1. A 40-amp solid state AC relay which can turn off the charger in a high-voltage-cutoff event
2. The circuit board which handles the J1772 pilot and control signals
3. The 12 volt power supply which powers both the relay coil as well as the "I'm plugged in, don't drive away you dummy!" light and interlock
4. A kilowatt-hour meter to keep track of electricity used during charging
5. Various plugs and receptacles to make switching between J1772 and a regular extension cord, and between the on-board charger and an off-board charger, convenient

All of this in an 8x8x4 inch box!  Here is the circuit diagram:

You can find the PDF of this circuit diagram here.  And here is the completed enclosure, mounted and attached:

For those who do not want to open the PDF, here is the note from that PDF explaining operation:

If the inlet 10-30P plug “B” is unplugged from the J1772, then the AVC1 will not have ground and will therefore not handshake with the J1772 EVSE, preventing any power from being present on the 10-30R receptacle labelled “A”. This is intentional.

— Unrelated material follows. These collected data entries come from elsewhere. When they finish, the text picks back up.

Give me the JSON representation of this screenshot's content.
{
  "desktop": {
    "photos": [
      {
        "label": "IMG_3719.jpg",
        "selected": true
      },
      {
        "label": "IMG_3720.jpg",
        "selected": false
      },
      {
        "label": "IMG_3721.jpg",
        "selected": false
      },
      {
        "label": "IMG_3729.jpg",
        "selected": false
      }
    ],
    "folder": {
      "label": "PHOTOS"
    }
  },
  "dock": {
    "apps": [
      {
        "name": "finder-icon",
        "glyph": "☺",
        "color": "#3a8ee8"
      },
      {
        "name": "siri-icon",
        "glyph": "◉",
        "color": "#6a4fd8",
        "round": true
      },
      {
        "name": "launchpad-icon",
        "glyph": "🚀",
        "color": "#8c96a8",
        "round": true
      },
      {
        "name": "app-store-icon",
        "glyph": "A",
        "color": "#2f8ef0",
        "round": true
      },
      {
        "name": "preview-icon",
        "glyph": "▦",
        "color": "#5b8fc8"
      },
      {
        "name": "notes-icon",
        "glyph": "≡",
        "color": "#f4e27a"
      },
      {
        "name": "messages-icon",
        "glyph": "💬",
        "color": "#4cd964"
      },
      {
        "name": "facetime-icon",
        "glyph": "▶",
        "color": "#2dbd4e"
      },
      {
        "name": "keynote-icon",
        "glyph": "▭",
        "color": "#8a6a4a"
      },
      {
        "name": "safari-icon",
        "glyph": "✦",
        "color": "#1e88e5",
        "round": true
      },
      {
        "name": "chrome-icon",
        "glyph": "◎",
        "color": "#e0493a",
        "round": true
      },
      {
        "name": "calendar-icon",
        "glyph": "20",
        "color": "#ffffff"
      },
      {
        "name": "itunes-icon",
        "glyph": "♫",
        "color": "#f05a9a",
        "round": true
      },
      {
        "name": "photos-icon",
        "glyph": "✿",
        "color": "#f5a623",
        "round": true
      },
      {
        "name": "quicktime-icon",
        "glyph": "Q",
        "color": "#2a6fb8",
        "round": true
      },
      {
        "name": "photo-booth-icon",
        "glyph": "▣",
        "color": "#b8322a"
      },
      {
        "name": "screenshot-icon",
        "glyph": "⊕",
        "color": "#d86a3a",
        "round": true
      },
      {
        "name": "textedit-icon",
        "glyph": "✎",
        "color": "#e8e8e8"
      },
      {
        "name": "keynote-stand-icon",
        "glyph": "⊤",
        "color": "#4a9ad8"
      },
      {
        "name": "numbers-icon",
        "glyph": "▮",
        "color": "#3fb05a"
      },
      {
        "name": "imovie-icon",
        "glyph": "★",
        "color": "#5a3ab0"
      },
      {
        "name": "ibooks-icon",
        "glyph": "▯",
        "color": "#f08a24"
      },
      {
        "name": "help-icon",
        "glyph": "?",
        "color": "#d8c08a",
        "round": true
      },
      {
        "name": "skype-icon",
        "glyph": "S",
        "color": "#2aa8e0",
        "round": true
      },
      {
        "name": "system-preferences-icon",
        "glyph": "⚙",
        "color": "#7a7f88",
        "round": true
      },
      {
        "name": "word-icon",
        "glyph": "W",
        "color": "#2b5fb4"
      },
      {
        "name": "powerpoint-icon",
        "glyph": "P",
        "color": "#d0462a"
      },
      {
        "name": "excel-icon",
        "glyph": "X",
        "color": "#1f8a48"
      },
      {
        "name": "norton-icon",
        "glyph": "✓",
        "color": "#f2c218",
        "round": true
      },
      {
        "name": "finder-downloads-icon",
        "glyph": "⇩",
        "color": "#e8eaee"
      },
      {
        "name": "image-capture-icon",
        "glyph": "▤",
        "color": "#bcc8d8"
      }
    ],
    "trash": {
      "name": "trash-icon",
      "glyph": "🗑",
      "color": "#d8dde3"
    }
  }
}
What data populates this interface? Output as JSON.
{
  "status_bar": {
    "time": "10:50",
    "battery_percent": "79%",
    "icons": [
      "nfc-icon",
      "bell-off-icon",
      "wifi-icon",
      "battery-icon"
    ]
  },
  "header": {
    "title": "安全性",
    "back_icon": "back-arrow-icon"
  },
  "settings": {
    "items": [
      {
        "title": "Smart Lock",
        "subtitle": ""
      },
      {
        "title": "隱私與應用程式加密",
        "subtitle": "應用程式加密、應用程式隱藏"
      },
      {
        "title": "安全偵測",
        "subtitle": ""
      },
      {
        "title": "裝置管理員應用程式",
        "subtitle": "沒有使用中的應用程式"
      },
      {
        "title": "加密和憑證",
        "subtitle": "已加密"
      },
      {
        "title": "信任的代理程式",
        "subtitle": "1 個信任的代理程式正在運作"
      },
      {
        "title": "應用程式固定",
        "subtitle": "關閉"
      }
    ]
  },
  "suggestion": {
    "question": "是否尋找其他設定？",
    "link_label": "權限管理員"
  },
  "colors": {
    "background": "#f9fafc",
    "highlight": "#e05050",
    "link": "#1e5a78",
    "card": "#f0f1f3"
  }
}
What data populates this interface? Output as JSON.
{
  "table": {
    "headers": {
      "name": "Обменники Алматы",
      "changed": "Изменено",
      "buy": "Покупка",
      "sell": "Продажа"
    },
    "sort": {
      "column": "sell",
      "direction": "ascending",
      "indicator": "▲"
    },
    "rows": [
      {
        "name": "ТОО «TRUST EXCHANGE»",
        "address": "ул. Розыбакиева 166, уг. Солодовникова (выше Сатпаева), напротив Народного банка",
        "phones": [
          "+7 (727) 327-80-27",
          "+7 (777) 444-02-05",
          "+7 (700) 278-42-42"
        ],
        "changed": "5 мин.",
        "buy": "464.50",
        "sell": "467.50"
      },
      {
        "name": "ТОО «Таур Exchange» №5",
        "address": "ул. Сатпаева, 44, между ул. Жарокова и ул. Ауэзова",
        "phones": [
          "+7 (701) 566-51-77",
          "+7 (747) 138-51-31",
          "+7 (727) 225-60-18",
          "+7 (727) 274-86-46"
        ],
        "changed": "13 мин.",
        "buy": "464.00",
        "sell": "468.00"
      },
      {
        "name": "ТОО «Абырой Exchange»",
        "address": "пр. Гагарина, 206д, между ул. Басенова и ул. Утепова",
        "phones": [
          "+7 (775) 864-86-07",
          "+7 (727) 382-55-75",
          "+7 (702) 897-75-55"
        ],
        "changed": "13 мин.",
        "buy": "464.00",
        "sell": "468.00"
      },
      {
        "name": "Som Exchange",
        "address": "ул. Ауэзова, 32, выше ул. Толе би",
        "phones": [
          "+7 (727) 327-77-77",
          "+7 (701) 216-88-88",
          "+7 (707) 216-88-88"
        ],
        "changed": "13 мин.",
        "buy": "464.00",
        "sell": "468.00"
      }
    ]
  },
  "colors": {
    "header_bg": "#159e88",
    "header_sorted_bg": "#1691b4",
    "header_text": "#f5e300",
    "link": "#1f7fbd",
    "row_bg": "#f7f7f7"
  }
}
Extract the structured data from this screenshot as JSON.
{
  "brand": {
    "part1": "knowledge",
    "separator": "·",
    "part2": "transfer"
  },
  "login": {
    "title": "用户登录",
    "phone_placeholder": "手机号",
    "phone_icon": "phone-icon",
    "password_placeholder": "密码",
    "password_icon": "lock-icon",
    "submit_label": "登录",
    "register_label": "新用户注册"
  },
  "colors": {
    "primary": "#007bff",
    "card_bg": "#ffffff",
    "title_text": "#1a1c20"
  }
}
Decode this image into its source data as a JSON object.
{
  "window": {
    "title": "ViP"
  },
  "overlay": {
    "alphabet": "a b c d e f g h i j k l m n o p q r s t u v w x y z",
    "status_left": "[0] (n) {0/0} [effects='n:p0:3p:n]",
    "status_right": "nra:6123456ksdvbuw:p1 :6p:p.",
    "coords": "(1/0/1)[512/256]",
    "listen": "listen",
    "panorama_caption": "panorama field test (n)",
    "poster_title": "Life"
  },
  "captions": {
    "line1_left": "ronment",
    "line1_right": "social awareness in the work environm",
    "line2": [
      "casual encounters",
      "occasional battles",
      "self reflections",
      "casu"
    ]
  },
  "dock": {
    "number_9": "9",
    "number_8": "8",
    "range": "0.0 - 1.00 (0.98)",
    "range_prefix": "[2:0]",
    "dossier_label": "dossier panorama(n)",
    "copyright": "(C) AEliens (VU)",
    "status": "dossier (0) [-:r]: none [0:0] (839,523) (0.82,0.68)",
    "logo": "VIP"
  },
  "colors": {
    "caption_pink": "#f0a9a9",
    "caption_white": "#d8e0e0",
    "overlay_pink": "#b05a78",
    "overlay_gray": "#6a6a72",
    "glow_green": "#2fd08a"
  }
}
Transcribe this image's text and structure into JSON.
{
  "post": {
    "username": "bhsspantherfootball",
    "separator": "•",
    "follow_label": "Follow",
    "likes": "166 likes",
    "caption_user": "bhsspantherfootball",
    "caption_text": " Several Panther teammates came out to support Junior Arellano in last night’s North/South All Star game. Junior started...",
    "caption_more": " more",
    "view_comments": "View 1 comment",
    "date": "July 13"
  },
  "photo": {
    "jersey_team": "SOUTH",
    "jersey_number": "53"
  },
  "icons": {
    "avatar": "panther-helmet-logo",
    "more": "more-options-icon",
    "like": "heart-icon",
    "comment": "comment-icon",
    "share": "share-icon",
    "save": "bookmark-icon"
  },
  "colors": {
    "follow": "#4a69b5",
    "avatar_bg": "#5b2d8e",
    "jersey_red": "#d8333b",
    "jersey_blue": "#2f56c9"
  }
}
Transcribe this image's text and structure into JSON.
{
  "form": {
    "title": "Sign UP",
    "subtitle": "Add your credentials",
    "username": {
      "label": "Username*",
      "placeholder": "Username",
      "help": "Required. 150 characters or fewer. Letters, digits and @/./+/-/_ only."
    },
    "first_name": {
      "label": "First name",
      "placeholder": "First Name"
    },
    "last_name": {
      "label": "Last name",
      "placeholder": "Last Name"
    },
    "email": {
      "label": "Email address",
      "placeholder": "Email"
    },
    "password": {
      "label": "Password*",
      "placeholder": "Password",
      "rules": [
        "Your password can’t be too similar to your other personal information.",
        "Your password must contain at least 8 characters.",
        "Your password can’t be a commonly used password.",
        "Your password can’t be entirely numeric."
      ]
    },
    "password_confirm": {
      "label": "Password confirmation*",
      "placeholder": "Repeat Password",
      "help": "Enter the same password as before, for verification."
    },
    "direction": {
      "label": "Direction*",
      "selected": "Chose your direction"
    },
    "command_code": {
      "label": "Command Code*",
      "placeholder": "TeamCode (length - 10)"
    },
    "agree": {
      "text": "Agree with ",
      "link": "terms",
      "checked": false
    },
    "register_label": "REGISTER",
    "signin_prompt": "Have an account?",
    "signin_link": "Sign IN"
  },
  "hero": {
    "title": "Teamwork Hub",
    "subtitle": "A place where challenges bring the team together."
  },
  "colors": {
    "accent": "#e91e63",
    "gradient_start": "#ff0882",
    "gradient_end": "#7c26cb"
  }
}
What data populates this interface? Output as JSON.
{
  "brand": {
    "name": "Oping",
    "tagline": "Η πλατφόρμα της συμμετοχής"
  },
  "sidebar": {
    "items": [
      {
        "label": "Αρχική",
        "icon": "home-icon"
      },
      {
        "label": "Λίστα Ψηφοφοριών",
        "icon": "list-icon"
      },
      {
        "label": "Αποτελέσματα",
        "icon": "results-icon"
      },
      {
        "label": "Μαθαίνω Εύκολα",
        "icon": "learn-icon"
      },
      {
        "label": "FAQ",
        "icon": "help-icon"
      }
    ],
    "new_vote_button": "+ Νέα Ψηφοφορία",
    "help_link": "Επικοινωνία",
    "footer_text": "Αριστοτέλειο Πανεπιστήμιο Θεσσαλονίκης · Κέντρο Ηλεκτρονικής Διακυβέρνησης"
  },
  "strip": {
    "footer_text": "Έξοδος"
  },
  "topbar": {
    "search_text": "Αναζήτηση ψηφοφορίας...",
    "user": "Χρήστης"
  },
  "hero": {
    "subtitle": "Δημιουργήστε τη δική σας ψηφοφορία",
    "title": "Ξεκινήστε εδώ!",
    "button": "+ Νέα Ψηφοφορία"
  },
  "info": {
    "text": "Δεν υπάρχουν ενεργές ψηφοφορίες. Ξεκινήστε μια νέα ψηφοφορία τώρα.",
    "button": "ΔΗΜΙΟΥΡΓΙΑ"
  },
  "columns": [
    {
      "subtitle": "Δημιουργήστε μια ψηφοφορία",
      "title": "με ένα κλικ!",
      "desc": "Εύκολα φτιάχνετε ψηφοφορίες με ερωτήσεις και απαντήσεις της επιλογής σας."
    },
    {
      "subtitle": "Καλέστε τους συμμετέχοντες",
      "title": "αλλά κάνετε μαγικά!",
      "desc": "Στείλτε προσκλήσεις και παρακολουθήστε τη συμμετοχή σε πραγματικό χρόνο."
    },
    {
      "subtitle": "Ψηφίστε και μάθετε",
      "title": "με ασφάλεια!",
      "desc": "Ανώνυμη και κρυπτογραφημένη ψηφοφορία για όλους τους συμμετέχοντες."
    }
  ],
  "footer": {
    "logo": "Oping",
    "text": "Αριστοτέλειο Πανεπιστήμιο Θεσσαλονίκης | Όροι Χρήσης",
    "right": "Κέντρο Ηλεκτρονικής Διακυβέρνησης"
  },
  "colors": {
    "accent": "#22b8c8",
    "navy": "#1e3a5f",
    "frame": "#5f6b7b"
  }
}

When unplugged from the J1772, the 10-30P plug labelled “B” may be plugged in to a NEMA 10-30R receptacle for direct charging. The on-board charger can be unplugged from the 10-30R receptacle labelled “C” and another charger plugged into it for higher-power BMS-controlled charging.

J1772 Inlet from Tucson EV has the 2.74k ohm resistor preinstalled between PRX and ground.

All high-current 240VAC power wiring is 10 AWG.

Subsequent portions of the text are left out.